En outre, Demi Moore a livré une performance absolument courageuse. Son jeu est teinté de rage, de peur, de désespoir et de représailles, alors qu’elle dépeint une version d’elle-même autrefois une star au centre de l’univers, aujourd’hui suffisamment âgée pour être considérée comme dépassée par l’Hollywood sexiste et d’une manière très abstraite. « The Substance » comporte beaucoup de nudité dans la mesure où le film tente de faire du regard masculin la pierre angulaire de son style. Cependant, il ne le fait que pour démêler l’écheveau du voyeurisme. L’assurance de Sue est rendue magnétique par Margaret Qualley et la conception satirique du film incorpore la capacité de Sue à se présenter comme un « objet ». Elle « donne aux gens ce qu’ils veulent » et respecte les règles. Je pense qu’il est évident que Qualley deviendra une grande star, et vous pouvez voir pourquoi dès maintenant. Elle ajoute un élément d’intrigue à ce rôle stylisé. Car « The Substance » est en fin de compte une histoire d’egos en conflit, avec le moi amélioré d’Elisabeth et son vrai moi engagés dans une lutte pour la suprématie.
Bien qu’elles soient censées être des camarades en fait la même personne , Sue vole la force vitale d’Elisabeth lorsqu’elle dépasse sa semaine et doit utiliser davantage de carburant pour se maintenir en vie, tant elle est imbue d’elle-même. Elisabeth en subira également les conséquences : son corps commencera à vieillir. Les métaphores du film sont remarquablement naturelles. Bien qu’il soit possible d’atteindre un « nouveau » soi dans notre monde en s’améliorant physiquement, le film suggère que cela fait de vous un parasite qui se nourrit de votre ancien soi et peut-être même de votre vrai soi. Il n’y a pas de limites à ce que l’on peut faire.
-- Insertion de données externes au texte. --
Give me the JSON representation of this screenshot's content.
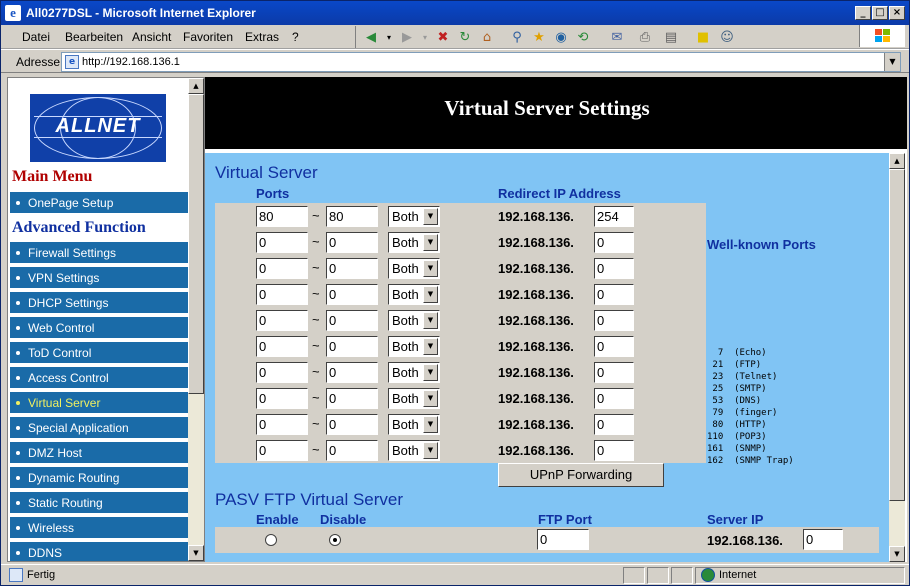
{
  "window": {
    "title": "All0277DSL - Microsoft Internet Explorer"
  },
  "menu": [
    "Datei",
    "Bearbeiten",
    "Ansicht",
    "Favoriten",
    "Extras",
    "?"
  ],
  "address": {
    "label": "Adresse",
    "url": "http://192.168.136.1"
  },
  "sidebar": {
    "logo_text": "ALLNET",
    "main_menu_title": "Main Menu",
    "advanced_title": "Advanced Function",
    "items": [
      {
        "label": "OnePage Setup"
      },
      {
        "label": "Firewall Settings"
      },
      {
        "label": "VPN Settings"
      },
      {
        "label": "DHCP Settings"
      },
      {
        "label": "Web Control"
      },
      {
        "label": "ToD Control"
      },
      {
        "label": "Access Control"
      },
      {
        "label": "Virtual Server",
        "active": true
      },
      {
        "label": "Special Application"
      },
      {
        "label": "DMZ Host"
      },
      {
        "label": "Dynamic Routing"
      },
      {
        "label": "Static Routing"
      },
      {
        "label": "Wireless"
      },
      {
        "label": "DDNS"
      }
    ]
  },
  "page": {
    "title": "Virtual Server Settings",
    "vs_section": "Virtual Server",
    "ports_header": "Ports",
    "redirect_header": "Redirect IP Address",
    "ip_prefix": "192.168.136.",
    "tilde": "~",
    "rows": [
      {
        "from": "80",
        "to": "80",
        "proto": "Both",
        "ip": "254"
      },
      {
        "from": "0",
        "to": "0",
        "proto": "Both",
        "ip": "0"
      },
      {
        "from": "0",
        "to": "0",
        "proto": "Both",
        "ip": "0"
      },
      {
        "from": "0",
        "to": "0",
        "proto": "Both",
        "ip": "0"
      },
      {
        "from": "0",
        "to": "0",
        "proto": "Both",
        "ip": "0"
      },
      {
        "from": "0",
        "to": "0",
        "proto": "Both",
        "ip": "0"
      },
      {
        "from": "0",
        "to": "0",
        "proto": "Both",
        "ip": "0"
      },
      {
        "from": "0",
        "to": "0",
        "proto": "Both",
        "ip": "0"
      },
      {
        "from": "0",
        "to": "0",
        "proto": "Both",
        "ip": "0"
      },
      {
        "from": "0",
        "to": "0",
        "proto": "Both",
        "ip": "0"
      }
    ],
    "upnp_button": "UPnP Forwarding",
    "well_known_title": "Well-known Ports",
    "well_known": [
      "  7  (Echo)",
      " 21  (FTP)",
      " 23  (Telnet)",
      " 25  (SMTP)",
      " 53  (DNS)",
      " 79  (finger)",
      " 80  (HTTP)",
      "110  (POP3)",
      "161  (SNMP)",
      "162  (SNMP Trap)"
    ],
    "pasv_title": "PASV FTP Virtual Server",
    "pasv_enable": "Enable",
    "pasv_disable": "Disable",
    "ftp_port_label": "FTP Port",
    "server_ip_label": "Server IP",
    "ftp_port_value": "0",
    "server_ip_suffix": "0",
    "pasv_selected": "Disable"
  },
  "status": {
    "text": "Fertig",
    "zone": "Internet"
  }
}
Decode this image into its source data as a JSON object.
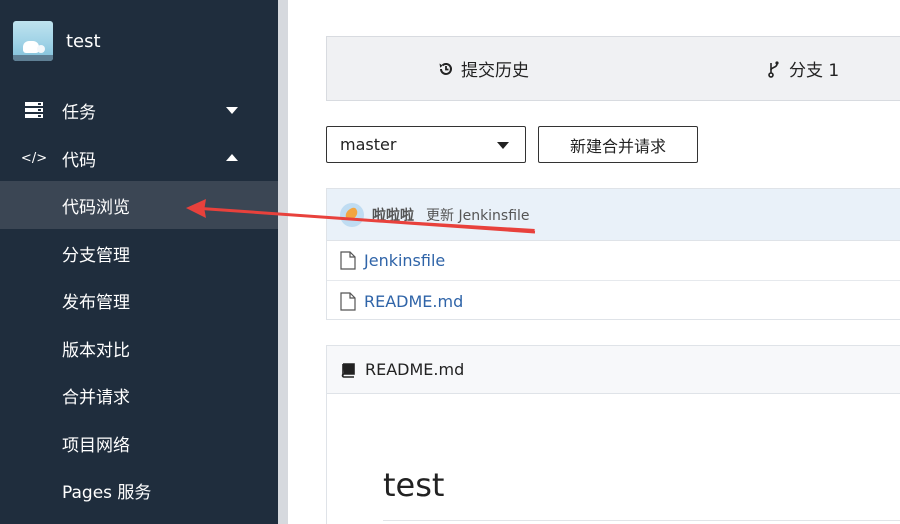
{
  "sidebar": {
    "repo_name": "test",
    "menu": [
      {
        "label": "任务",
        "icon": "tasks-icon",
        "expanded": false
      },
      {
        "label": "代码",
        "icon": "code-icon",
        "expanded": true
      }
    ],
    "code_submenu": [
      {
        "label": "代码浏览",
        "active": true
      },
      {
        "label": "分支管理"
      },
      {
        "label": "发布管理"
      },
      {
        "label": "版本对比"
      },
      {
        "label": "合并请求"
      },
      {
        "label": "项目网络"
      },
      {
        "label": "Pages 服务"
      }
    ]
  },
  "main": {
    "tabs": [
      {
        "label": "提交历史",
        "icon": "history-icon"
      },
      {
        "label": "分支 1",
        "icon": "branch-icon"
      }
    ],
    "branch_select": {
      "value": "master"
    },
    "new_merge_request_label": "新建合并请求",
    "latest_commit": {
      "author": "啦啦啦",
      "message": "更新 Jenkinsfile"
    },
    "files": [
      {
        "name": "Jenkinsfile",
        "icon": "file-icon"
      },
      {
        "name": "README.md",
        "icon": "file-icon"
      }
    ],
    "readme": {
      "title": "README.md",
      "icon": "book-icon",
      "heading": "test"
    }
  },
  "colors": {
    "sidebar_bg": "#1f2d3d",
    "sidebar_active_bg": "#3b4654",
    "link": "#2f64a8",
    "commit_row_bg": "#e9f1f9",
    "annotation_arrow": "#e8413c"
  }
}
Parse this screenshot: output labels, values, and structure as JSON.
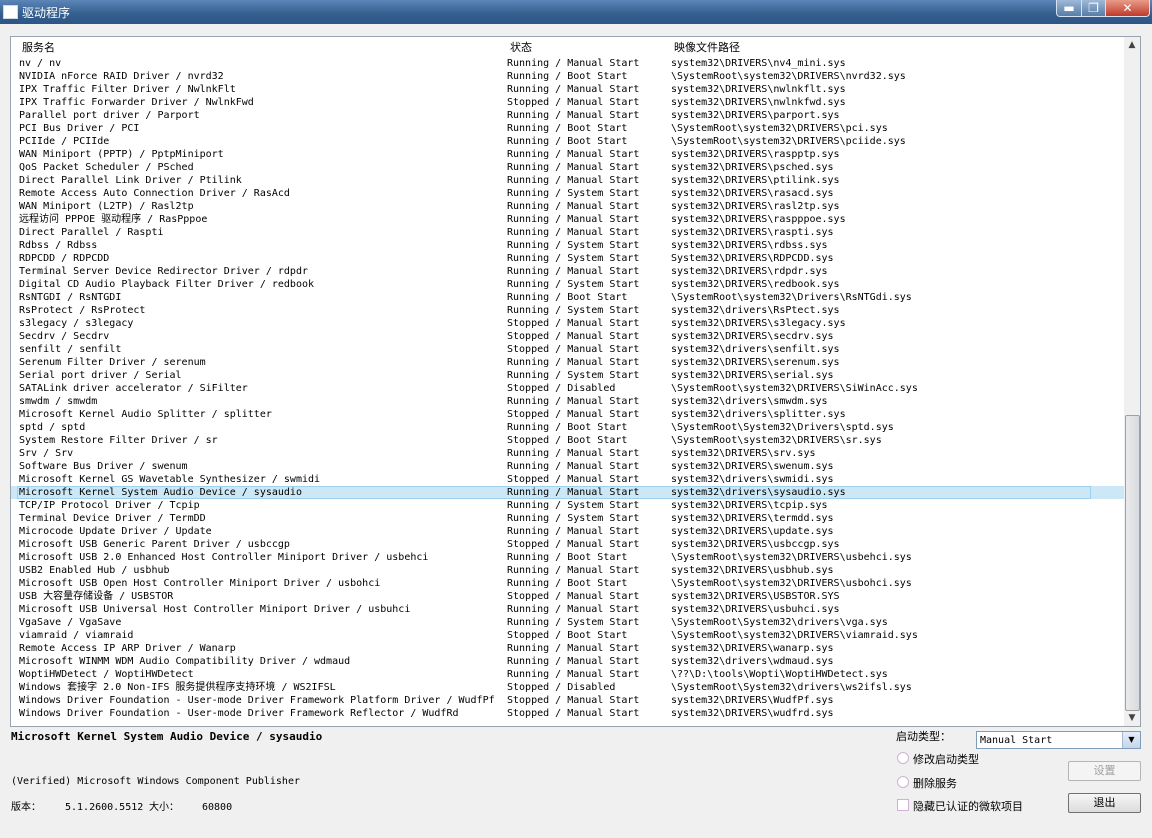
{
  "window": {
    "title": "驱动程序",
    "min_glyph": "▬",
    "max_glyph": "❐",
    "close_glyph": "✕"
  },
  "columns": {
    "name": "服务名",
    "status": "状态",
    "path": "映像文件路径"
  },
  "scroll": {
    "up": "▲",
    "down": "▼"
  },
  "rows": [
    [
      "nv / nv",
      "Running / Manual Start",
      "system32\\DRIVERS\\nv4_mini.sys"
    ],
    [
      "NVIDIA nForce RAID Driver / nvrd32",
      "Running / Boot Start",
      "\\SystemRoot\\system32\\DRIVERS\\nvrd32.sys"
    ],
    [
      "IPX Traffic Filter Driver / NwlnkFlt",
      "Running / Manual Start",
      "system32\\DRIVERS\\nwlnkflt.sys"
    ],
    [
      "IPX Traffic Forwarder Driver / NwlnkFwd",
      "Stopped / Manual Start",
      "system32\\DRIVERS\\nwlnkfwd.sys"
    ],
    [
      "Parallel port driver / Parport",
      "Running / Manual Start",
      "system32\\DRIVERS\\parport.sys"
    ],
    [
      "PCI Bus Driver / PCI",
      "Running / Boot Start",
      "\\SystemRoot\\system32\\DRIVERS\\pci.sys"
    ],
    [
      "PCIIde / PCIIde",
      "Running / Boot Start",
      "\\SystemRoot\\system32\\DRIVERS\\pciide.sys"
    ],
    [
      "WAN Miniport (PPTP) / PptpMiniport",
      "Running / Manual Start",
      "system32\\DRIVERS\\raspptp.sys"
    ],
    [
      "QoS Packet Scheduler / PSched",
      "Running / Manual Start",
      "system32\\DRIVERS\\psched.sys"
    ],
    [
      "Direct Parallel Link Driver / Ptilink",
      "Running / Manual Start",
      "system32\\DRIVERS\\ptilink.sys"
    ],
    [
      "Remote Access Auto Connection Driver / RasAcd",
      "Running / System Start",
      "system32\\DRIVERS\\rasacd.sys"
    ],
    [
      "WAN Miniport (L2TP) / Rasl2tp",
      "Running / Manual Start",
      "system32\\DRIVERS\\rasl2tp.sys"
    ],
    [
      "远程访问 PPPOE 驱动程序 / RasPppoe",
      "Running / Manual Start",
      "system32\\DRIVERS\\raspppoe.sys"
    ],
    [
      "Direct Parallel / Raspti",
      "Running / Manual Start",
      "system32\\DRIVERS\\raspti.sys"
    ],
    [
      "Rdbss / Rdbss",
      "Running / System Start",
      "system32\\DRIVERS\\rdbss.sys"
    ],
    [
      "RDPCDD / RDPCDD",
      "Running / System Start",
      "System32\\DRIVERS\\RDPCDD.sys"
    ],
    [
      "Terminal Server Device Redirector Driver / rdpdr",
      "Running / Manual Start",
      "system32\\DRIVERS\\rdpdr.sys"
    ],
    [
      "Digital CD Audio Playback Filter Driver / redbook",
      "Running / System Start",
      "system32\\DRIVERS\\redbook.sys"
    ],
    [
      "RsNTGDI / RsNTGDI",
      "Running / Boot Start",
      "\\SystemRoot\\system32\\Drivers\\RsNTGdi.sys"
    ],
    [
      "RsProtect / RsProtect",
      "Running / System Start",
      "system32\\drivers\\RsPtect.sys"
    ],
    [
      "s3legacy / s3legacy",
      "Stopped / Manual Start",
      "system32\\DRIVERS\\s3legacy.sys"
    ],
    [
      "Secdrv / Secdrv",
      "Stopped / Manual Start",
      "system32\\DRIVERS\\secdrv.sys"
    ],
    [
      "senfilt / senfilt",
      "Stopped / Manual Start",
      "system32\\drivers\\senfilt.sys"
    ],
    [
      "Serenum Filter Driver / serenum",
      "Running / Manual Start",
      "system32\\DRIVERS\\serenum.sys"
    ],
    [
      "Serial port driver / Serial",
      "Running / System Start",
      "system32\\DRIVERS\\serial.sys"
    ],
    [
      "SATALink driver accelerator / SiFilter",
      "Stopped / Disabled",
      "\\SystemRoot\\system32\\DRIVERS\\SiWinAcc.sys"
    ],
    [
      "smwdm / smwdm",
      "Running / Manual Start",
      "system32\\drivers\\smwdm.sys"
    ],
    [
      "Microsoft Kernel Audio Splitter / splitter",
      "Stopped / Manual Start",
      "system32\\drivers\\splitter.sys"
    ],
    [
      "sptd / sptd",
      "Running / Boot Start",
      "\\SystemRoot\\System32\\Drivers\\sptd.sys"
    ],
    [
      "System Restore Filter Driver / sr",
      "Stopped / Boot Start",
      "\\SystemRoot\\system32\\DRIVERS\\sr.sys"
    ],
    [
      "Srv / Srv",
      "Running / Manual Start",
      "system32\\DRIVERS\\srv.sys"
    ],
    [
      "Software Bus Driver / swenum",
      "Running / Manual Start",
      "system32\\DRIVERS\\swenum.sys"
    ],
    [
      "Microsoft Kernel GS Wavetable Synthesizer / swmidi",
      "Stopped / Manual Start",
      "system32\\drivers\\swmidi.sys"
    ],
    [
      "Microsoft Kernel System Audio Device / sysaudio",
      "Running / Manual Start",
      "system32\\drivers\\sysaudio.sys"
    ],
    [
      "TCP/IP Protocol Driver / Tcpip",
      "Running / System Start",
      "system32\\DRIVERS\\tcpip.sys"
    ],
    [
      "Terminal Device Driver / TermDD",
      "Running / System Start",
      "system32\\DRIVERS\\termdd.sys"
    ],
    [
      "Microcode Update Driver / Update",
      "Running / Manual Start",
      "system32\\DRIVERS\\update.sys"
    ],
    [
      "Microsoft USB Generic Parent Driver / usbccgp",
      "Stopped / Manual Start",
      "system32\\DRIVERS\\usbccgp.sys"
    ],
    [
      "Microsoft USB 2.0 Enhanced Host Controller Miniport Driver / usbehci",
      "Running / Boot Start",
      "\\SystemRoot\\system32\\DRIVERS\\usbehci.sys"
    ],
    [
      "USB2 Enabled Hub / usbhub",
      "Running / Manual Start",
      "system32\\DRIVERS\\usbhub.sys"
    ],
    [
      "Microsoft USB Open Host Controller Miniport Driver / usbohci",
      "Running / Boot Start",
      "\\SystemRoot\\system32\\DRIVERS\\usbohci.sys"
    ],
    [
      "USB 大容量存储设备 / USBSTOR",
      "Stopped / Manual Start",
      "system32\\DRIVERS\\USBSTOR.SYS"
    ],
    [
      "Microsoft USB Universal Host Controller Miniport Driver / usbuhci",
      "Running / Manual Start",
      "system32\\DRIVERS\\usbuhci.sys"
    ],
    [
      "VgaSave / VgaSave",
      "Running / System Start",
      "\\SystemRoot\\System32\\drivers\\vga.sys"
    ],
    [
      "viamraid / viamraid",
      "Stopped / Boot Start",
      "\\SystemRoot\\system32\\DRIVERS\\viamraid.sys"
    ],
    [
      "Remote Access IP ARP Driver / Wanarp",
      "Running / Manual Start",
      "system32\\DRIVERS\\wanarp.sys"
    ],
    [
      "Microsoft WINMM WDM Audio Compatibility Driver / wdmaud",
      "Running / Manual Start",
      "system32\\drivers\\wdmaud.sys"
    ],
    [
      "WoptiHWDetect / WoptiHWDetect",
      "Running / Manual Start",
      "\\??\\D:\\tools\\Wopti\\WoptiHWDetect.sys"
    ],
    [
      "Windows 套接字 2.0 Non-IFS 服务提供程序支持环境 / WS2IFSL",
      "Stopped / Disabled",
      "\\SystemRoot\\System32\\drivers\\ws2ifsl.sys"
    ],
    [
      "Windows Driver Foundation - User-mode Driver Framework Platform Driver / WudfPf",
      "Stopped / Manual Start",
      "system32\\DRIVERS\\WudfPf.sys"
    ],
    [
      "Windows Driver Foundation - User-mode Driver Framework Reflector / WudfRd",
      "Stopped / Manual Start",
      "system32\\DRIVERS\\wudfrd.sys"
    ]
  ],
  "selected_index": 33,
  "details": {
    "name": "Microsoft Kernel System Audio Device / sysaudio",
    "publisher": "(Verified) Microsoft Windows Component Publisher",
    "version_label": "版本：",
    "version": "5.1.2600.5512",
    "size_label": "大小：",
    "size": "60800"
  },
  "controls": {
    "start_type_label": "启动类型：",
    "start_type_value": "Manual Start",
    "combo_arrow": "▼",
    "modify_label": "修改启动类型",
    "delete_label": "删除服务",
    "hide_ms_label": "隐藏已认证的微软项目",
    "set_button": "设置",
    "exit_button": "退出"
  }
}
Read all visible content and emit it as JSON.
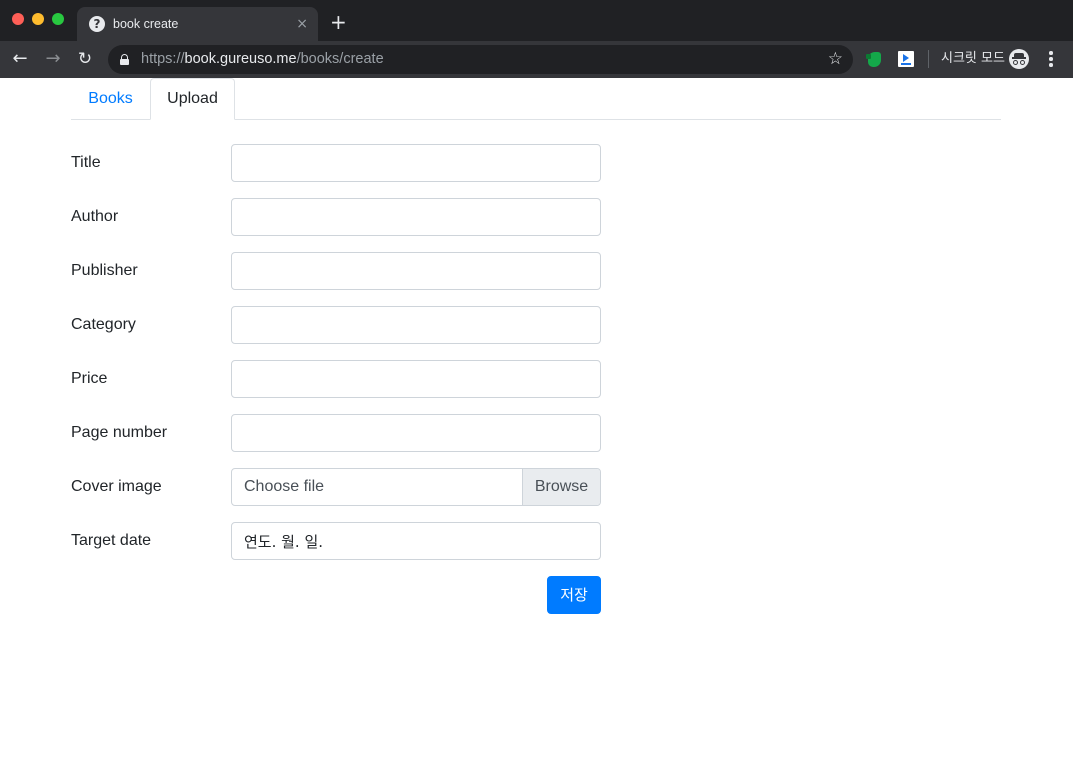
{
  "browser": {
    "tab_title": "book create",
    "tab_favicon": "?",
    "tab_close_icon": "×",
    "new_tab_icon": "+",
    "url_scheme": "https://",
    "url_host": "book.gureuso.me",
    "url_path": "/books/create",
    "incognito_label": "시크릿 모드",
    "back_icon": "←",
    "forward_icon": "→",
    "reload_icon": "↻",
    "bookmark_icon": "☆"
  },
  "nav": {
    "tabs": [
      {
        "label": "Books",
        "active": false
      },
      {
        "label": "Upload",
        "active": true
      }
    ]
  },
  "form": {
    "title_label": "Title",
    "author_label": "Author",
    "publisher_label": "Publisher",
    "category_label": "Category",
    "price_label": "Price",
    "page_number_label": "Page number",
    "cover_image_label": "Cover image",
    "cover_image_placeholder": "Choose file",
    "browse_label": "Browse",
    "target_date_label": "Target date",
    "target_date_placeholder": "연도. 월. 일.",
    "title_value": "",
    "author_value": "",
    "publisher_value": "",
    "category_value": "",
    "price_value": "",
    "page_number_value": "",
    "save_label": "저장"
  },
  "colors": {
    "primary": "#007bff",
    "chrome_dark": "#202124",
    "chrome_toolbar": "#35363a"
  }
}
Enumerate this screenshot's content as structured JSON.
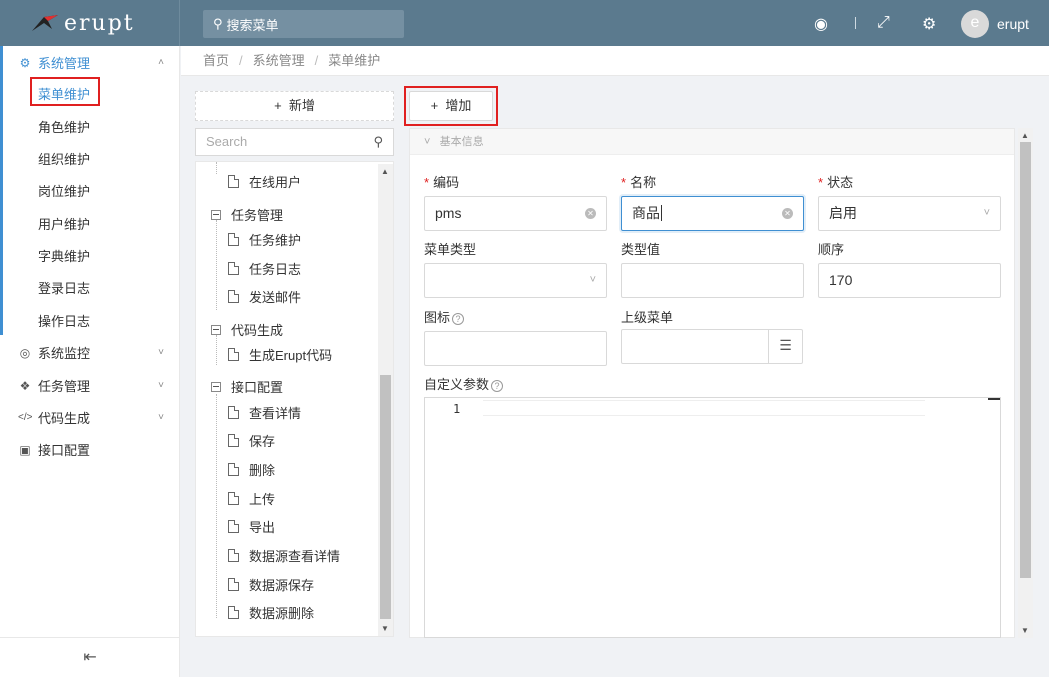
{
  "header": {
    "logo_text": "erupt",
    "search_placeholder": "搜索菜单",
    "username": "erupt",
    "avatar_letter": "e",
    "brand_color": "#5b7a8e"
  },
  "sidebar": {
    "groups": [
      {
        "label": "系统管理",
        "icon": "gears-icon",
        "open": true
      },
      {
        "label": "系统监控",
        "icon": "monitor-icon"
      },
      {
        "label": "任务管理",
        "icon": "cubes-icon"
      },
      {
        "label": "代码生成",
        "icon": "code-icon"
      },
      {
        "label": "接口配置",
        "icon": "cube-icon"
      }
    ],
    "items": [
      "菜单维护",
      "角色维护",
      "组织维护",
      "岗位维护",
      "用户维护",
      "字典维护",
      "登录日志",
      "操作日志"
    ],
    "collapse_icon": "outdent-icon"
  },
  "breadcrumb": [
    "首页",
    "系统管理",
    "菜单维护"
  ],
  "tree": {
    "add_label": "新增",
    "search_placeholder": "Search",
    "nodes": {
      "n0": "在线用户",
      "g1": "任务管理",
      "n1": "任务维护",
      "n2": "任务日志",
      "n3": "发送邮件",
      "g2": "代码生成",
      "n4": "生成Erupt代码",
      "g3": "接口配置",
      "n5": "查看详情",
      "n6": "保存",
      "n7": "删除",
      "n8": "上传",
      "n9": "导出",
      "n10": "数据源查看详情",
      "n11": "数据源保存",
      "n12": "数据源删除"
    }
  },
  "form": {
    "add_button": "增加",
    "section_title": "基本信息",
    "fields": {
      "code_label": "编码",
      "code_value": "pms",
      "name_label": "名称",
      "name_value": "商品",
      "status_label": "状态",
      "status_value": "启用",
      "menu_type_label": "菜单类型",
      "menu_type_value": "",
      "type_value_label": "类型值",
      "type_value_value": "",
      "order_label": "顺序",
      "order_value": "170",
      "icon_label": "图标",
      "icon_value": "",
      "parent_label": "上级菜单",
      "parent_value": "",
      "params_label": "自定义参数"
    },
    "editor_line": "1"
  }
}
En effet, « The Substance » parodie « Showgirls » et l’ensemble des mélodrames hollywoodiens de combats de chats. Le film est d’une ambition délirante dans sa manière d’être viscéral et avec ses 140 minutes, il est facilement trop long de 20 minutes. Cependant, lorsqu’il aborde le dernier chapitre, son contact relativement discret avec l’horreur corporelle explose en une expérience extrêmement cathartique. Depuis que Sue s’est emparée de la vie d’Elisabeth, cette dernière est devenue un cadavre si pourri qu’elle fait ressembler la sorcière de la baignoire de « The Shining » à Grace Kelly. Mais Fargeat ne fait que commencer. Sue a été choisie pour animer l’émission spéciale de la chaîne pour le réveillon du Nouvel An et la scène culminante se déroule pendant l’enregistrement de cette émission. Ce qui s’y passe doit être vu pour être cru. C’est l’un des rares films qui crée un véritable monstre pas seulement une masse de chair tordue mais une difformité de l’esprit même si vous regardez des films d’horreur tout au long de l’année.